The Dalai Lama is considering a request from Buddhists in Russia’s Kalmykia region to visit them later this month, a spokesman for the Tibetan exile government said Saturday.
“We are considering a visit by the Dalai Lama to Kalmykia at the end of this month,” said Tenzin Takla, information officer in the Dalai Lama’s headquarters in the northern Indian town of Dharmsala. Half of Kalmykia’s 300,000 residents are Buddhists.
Takla’s comments came a day after Russian Foreign Minister Sergey Lavrov said Moscow may issue a visa to the Dalai Lama if his trip serves exclusively religious purposes. However, the Dalai Lama has yet to apply for a visa, he said.

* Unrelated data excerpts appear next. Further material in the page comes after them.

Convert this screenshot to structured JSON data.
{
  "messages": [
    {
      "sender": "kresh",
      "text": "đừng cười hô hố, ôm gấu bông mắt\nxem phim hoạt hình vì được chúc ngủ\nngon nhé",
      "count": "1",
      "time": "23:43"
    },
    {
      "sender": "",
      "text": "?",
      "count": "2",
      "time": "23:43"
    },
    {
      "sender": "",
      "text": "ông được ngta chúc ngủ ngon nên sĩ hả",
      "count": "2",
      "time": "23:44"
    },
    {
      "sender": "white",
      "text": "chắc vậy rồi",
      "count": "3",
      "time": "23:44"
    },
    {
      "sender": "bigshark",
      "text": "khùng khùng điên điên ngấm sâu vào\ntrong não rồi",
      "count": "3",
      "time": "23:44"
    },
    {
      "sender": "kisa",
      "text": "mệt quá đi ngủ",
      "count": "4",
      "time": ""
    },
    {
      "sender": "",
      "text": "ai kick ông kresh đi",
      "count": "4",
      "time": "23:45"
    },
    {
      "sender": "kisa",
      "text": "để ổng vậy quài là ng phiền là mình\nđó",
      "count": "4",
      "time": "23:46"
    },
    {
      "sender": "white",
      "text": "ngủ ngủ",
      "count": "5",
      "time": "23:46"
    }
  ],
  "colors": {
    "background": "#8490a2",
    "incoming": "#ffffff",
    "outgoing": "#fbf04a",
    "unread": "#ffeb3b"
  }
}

Russia had rejected visa requests on behalf of Tibet’s spiritual leader at least three times in recent years, saying it considers Tibet to be “an inalienable part of China,” and has refrained from any official contacts with the Dalai Lama.
But Lavrov said Friday that Russia “would be ready to consider an application if such a trip serves only pastoral purposes, has an exclusively religious character and doesn’t envisage any contacts with officials.”
China occupied Tibet in 1951 and claims that the Himalayan region has been Chinese territory for centuries.
The Dalai Lama fled into exile in India after an aborted uprising against Chinese rule in 1959 and travels frequently to conduct Buddhist ceremonies and seek support for his campaign for Tibetan political and cultural rights.